Here you find tricksters and hipsters, songwriters and songbirds, studio tans and golden ears.
West Coast Pop anticipated bubblegum’s methods, blurred the lines between music for sale and music that sells, influenced the sound of bubblegum and provided the pool of creators that presided over its cartooniest era.

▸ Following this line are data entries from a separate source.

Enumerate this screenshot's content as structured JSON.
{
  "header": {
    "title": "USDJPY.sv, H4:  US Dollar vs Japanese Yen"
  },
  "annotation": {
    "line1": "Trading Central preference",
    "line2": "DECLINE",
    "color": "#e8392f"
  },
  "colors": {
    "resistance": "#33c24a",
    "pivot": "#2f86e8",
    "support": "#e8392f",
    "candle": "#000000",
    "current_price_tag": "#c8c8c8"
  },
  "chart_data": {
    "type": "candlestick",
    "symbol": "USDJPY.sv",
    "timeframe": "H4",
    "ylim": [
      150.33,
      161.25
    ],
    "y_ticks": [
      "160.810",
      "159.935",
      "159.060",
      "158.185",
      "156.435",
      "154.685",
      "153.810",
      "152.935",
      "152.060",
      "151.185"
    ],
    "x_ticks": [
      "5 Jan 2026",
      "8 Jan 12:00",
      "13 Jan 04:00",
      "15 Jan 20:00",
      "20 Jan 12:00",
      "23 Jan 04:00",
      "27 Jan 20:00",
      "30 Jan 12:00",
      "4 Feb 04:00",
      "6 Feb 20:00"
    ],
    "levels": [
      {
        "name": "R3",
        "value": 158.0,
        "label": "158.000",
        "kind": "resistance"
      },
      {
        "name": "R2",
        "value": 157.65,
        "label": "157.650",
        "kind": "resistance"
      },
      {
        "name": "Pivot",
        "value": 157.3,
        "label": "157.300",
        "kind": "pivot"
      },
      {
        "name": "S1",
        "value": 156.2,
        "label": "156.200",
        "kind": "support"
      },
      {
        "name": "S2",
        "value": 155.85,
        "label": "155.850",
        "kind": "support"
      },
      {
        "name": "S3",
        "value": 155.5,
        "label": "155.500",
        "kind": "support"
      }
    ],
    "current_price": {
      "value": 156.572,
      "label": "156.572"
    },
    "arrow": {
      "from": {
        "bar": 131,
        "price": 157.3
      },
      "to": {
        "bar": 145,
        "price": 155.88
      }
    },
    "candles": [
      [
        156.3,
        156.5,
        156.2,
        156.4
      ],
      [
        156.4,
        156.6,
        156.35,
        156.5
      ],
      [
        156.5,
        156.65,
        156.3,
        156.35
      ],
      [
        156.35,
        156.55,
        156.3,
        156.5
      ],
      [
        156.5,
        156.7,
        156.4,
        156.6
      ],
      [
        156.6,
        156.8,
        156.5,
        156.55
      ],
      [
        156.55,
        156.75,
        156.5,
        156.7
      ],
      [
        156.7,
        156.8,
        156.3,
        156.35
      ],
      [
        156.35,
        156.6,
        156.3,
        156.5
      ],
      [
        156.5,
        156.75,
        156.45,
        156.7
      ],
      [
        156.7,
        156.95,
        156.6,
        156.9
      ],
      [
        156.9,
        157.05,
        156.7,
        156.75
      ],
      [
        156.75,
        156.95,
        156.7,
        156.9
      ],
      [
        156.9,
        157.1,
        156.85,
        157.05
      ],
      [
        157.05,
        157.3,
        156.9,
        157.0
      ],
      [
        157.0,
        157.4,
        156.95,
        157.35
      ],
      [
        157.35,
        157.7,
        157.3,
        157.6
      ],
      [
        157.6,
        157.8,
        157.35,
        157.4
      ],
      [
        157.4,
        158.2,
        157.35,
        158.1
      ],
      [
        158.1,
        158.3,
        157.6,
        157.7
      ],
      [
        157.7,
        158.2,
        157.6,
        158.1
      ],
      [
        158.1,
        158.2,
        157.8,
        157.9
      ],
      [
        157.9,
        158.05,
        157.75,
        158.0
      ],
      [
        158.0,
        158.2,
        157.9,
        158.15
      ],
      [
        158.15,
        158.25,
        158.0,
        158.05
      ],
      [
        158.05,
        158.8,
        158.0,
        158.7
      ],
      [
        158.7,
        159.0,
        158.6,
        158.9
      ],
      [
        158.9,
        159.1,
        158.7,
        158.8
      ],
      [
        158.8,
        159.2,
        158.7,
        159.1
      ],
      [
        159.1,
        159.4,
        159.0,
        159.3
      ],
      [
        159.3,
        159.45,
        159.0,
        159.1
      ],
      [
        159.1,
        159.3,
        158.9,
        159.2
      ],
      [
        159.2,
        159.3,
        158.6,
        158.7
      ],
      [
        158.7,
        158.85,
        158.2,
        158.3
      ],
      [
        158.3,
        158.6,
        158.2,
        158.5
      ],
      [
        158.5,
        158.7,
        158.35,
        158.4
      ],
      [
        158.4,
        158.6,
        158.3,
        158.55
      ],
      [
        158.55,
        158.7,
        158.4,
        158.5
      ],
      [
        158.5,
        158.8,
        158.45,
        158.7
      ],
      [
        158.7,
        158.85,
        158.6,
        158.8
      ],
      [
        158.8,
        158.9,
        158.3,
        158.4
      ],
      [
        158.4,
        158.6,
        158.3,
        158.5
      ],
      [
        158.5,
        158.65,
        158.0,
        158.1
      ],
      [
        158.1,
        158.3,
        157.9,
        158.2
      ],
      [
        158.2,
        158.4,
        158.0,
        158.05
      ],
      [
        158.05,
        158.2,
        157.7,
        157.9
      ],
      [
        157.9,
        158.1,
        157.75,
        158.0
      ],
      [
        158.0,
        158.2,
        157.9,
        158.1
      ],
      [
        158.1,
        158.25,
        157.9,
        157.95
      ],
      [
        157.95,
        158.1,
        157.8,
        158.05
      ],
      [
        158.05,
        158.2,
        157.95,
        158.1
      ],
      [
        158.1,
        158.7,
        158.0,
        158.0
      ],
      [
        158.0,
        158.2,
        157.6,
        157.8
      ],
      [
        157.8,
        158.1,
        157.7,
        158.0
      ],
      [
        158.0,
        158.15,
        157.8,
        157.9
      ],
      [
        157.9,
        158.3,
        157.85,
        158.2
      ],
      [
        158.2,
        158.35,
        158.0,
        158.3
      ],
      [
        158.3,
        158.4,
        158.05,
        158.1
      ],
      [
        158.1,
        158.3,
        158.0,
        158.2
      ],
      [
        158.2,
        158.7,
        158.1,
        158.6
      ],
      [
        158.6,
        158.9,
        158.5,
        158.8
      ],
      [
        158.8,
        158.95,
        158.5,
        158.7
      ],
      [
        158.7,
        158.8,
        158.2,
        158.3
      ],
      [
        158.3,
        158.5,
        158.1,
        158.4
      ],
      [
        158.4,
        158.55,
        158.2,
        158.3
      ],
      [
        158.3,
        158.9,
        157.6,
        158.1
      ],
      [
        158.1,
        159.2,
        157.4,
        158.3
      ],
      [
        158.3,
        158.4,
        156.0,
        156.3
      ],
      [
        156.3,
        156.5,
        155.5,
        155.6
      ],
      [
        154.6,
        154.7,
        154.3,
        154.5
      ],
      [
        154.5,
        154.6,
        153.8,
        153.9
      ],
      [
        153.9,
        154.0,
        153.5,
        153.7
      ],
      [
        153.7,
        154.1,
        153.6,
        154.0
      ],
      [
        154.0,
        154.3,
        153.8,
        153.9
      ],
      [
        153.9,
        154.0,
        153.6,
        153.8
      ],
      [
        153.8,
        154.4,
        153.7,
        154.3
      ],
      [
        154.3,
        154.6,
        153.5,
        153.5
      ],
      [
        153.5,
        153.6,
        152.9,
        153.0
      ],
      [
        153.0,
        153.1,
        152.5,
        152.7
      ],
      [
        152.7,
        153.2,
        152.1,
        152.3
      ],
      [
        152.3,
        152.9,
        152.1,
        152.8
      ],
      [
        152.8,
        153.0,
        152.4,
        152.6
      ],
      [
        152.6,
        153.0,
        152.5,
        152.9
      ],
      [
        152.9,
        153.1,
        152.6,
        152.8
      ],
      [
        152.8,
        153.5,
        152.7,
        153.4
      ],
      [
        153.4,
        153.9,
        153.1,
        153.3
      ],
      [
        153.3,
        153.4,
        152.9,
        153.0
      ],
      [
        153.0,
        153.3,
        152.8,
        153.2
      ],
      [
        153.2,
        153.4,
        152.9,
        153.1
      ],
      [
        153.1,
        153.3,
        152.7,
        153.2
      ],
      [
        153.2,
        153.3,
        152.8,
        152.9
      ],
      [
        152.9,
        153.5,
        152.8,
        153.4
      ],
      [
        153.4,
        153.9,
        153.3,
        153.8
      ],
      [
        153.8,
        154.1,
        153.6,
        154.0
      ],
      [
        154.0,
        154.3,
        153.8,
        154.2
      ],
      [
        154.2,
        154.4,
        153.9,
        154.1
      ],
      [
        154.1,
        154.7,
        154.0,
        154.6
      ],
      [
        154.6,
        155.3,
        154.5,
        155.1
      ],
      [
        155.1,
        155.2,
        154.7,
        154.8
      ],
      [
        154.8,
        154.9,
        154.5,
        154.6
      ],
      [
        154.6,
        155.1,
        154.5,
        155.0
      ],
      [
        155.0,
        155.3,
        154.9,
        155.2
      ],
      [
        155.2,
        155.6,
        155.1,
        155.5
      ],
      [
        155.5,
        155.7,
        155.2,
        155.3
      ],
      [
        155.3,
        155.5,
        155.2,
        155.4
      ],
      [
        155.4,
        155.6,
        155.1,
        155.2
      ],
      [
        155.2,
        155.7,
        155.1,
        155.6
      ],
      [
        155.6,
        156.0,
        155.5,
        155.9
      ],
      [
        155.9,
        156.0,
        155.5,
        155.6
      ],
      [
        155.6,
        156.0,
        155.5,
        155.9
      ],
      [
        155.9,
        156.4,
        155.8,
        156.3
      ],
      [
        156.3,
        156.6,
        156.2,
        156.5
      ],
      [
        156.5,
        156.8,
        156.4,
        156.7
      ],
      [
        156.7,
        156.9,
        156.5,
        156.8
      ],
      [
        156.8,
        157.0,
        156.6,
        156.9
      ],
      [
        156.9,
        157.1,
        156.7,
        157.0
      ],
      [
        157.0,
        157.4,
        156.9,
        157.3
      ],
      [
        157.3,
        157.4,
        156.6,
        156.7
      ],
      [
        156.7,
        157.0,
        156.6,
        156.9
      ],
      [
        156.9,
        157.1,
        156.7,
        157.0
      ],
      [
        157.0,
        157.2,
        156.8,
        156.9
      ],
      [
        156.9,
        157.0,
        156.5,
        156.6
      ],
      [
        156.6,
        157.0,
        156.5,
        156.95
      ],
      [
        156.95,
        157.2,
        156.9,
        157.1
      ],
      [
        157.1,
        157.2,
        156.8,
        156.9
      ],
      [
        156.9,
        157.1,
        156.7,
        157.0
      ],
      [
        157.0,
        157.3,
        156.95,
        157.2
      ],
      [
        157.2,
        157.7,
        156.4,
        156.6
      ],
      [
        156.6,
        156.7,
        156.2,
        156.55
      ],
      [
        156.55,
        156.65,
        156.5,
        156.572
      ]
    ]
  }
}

As the man who squeezed Brian Wilson’s vision into an LP’s worth of slot-car racing songs and gave voice to Big Daddy Roth’s model kits, Gary Usher’s influence can’t be overstated. Bubblegum’s splendid tradition of completely fictitious bands starts at the Brill Building, but achieves a cheesy genius in the Weird-Ohs, the Super Stocks, the Hondells, and the Revells. Though his busiest period predates bubblegum’s onset by several years, Gary Usher laid out the entire bubblegum blueprint before it had a name. He recorded musically and lyrically upbeat music with a steady core of studio musicians under a variety of ghost band names, commissioned for a visual medium (substitute Beach Movies for TV here). Whereas most bubblegum makers went into commercial jingles after their bubblegum careers, Usher brazenly turned a Honda promotion into a masterstroke of pop genius (“Little Honda”).

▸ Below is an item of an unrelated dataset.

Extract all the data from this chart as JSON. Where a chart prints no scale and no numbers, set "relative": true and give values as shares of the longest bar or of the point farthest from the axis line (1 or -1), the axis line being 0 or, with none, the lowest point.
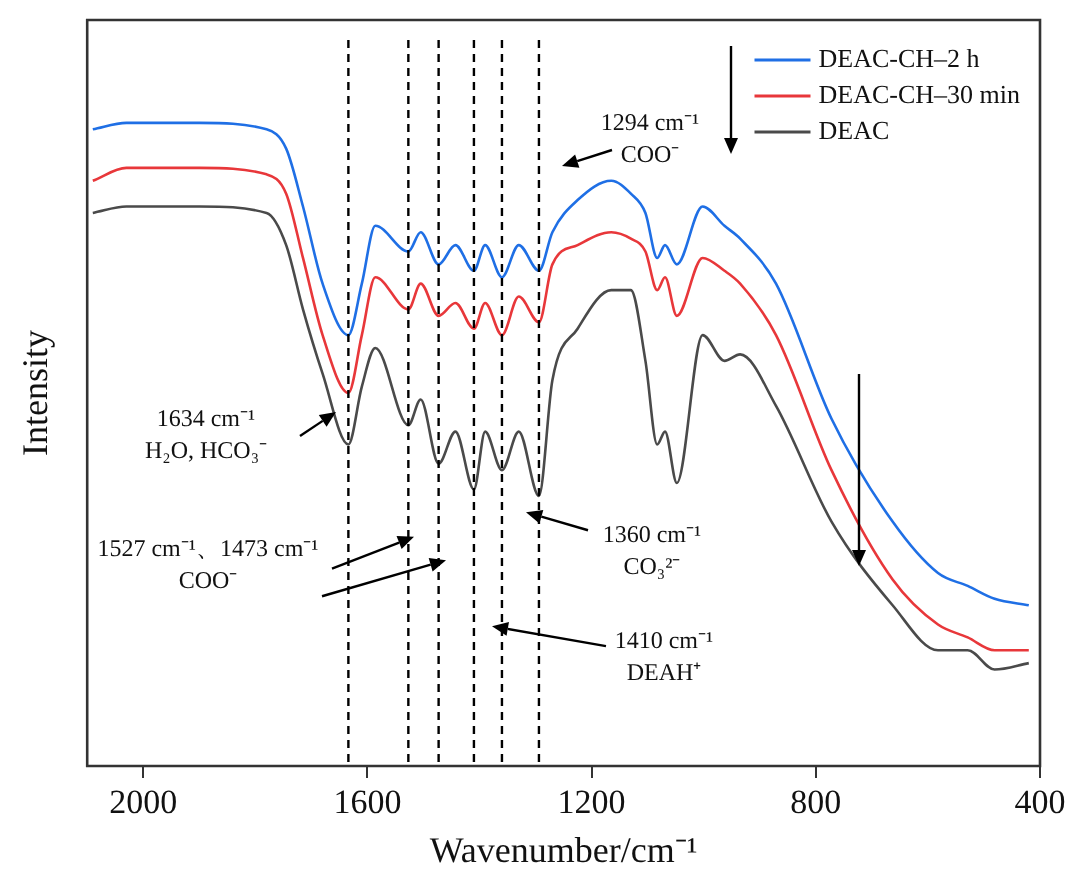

Gary Zekley perfectly encapsulates the West Coast studio scene, swallowing not-so-disparate sub-genres like surf, sunshine pop, bubblegum and psych pop in one gulp. Most of his East Coast peers simply considered themselves pop songwriters with little concern for marketing categories. Zekley’s fluid career cautions against leaning too heavily on genre distinctions. You can assign the Fun and Games, Yellow Balloon and the Clique to different bins, but the same talent clearly penned “The Grooviest Girl in the World,” “How Can I Be Down” and “Superman.”
Oftentimes the supporting players provide a better window into a scene than the big names. Carol Connors found a niche in the L.A. scene, fronting Beach Bunny bands for Gary Usher and co-writing some tunes. Carol’s “Yum Yum Yamaha” does more to clarify the seamless fusion of surf, bubblegum and commercial jingles that defined west coast pop than any five books about the Beach Boys.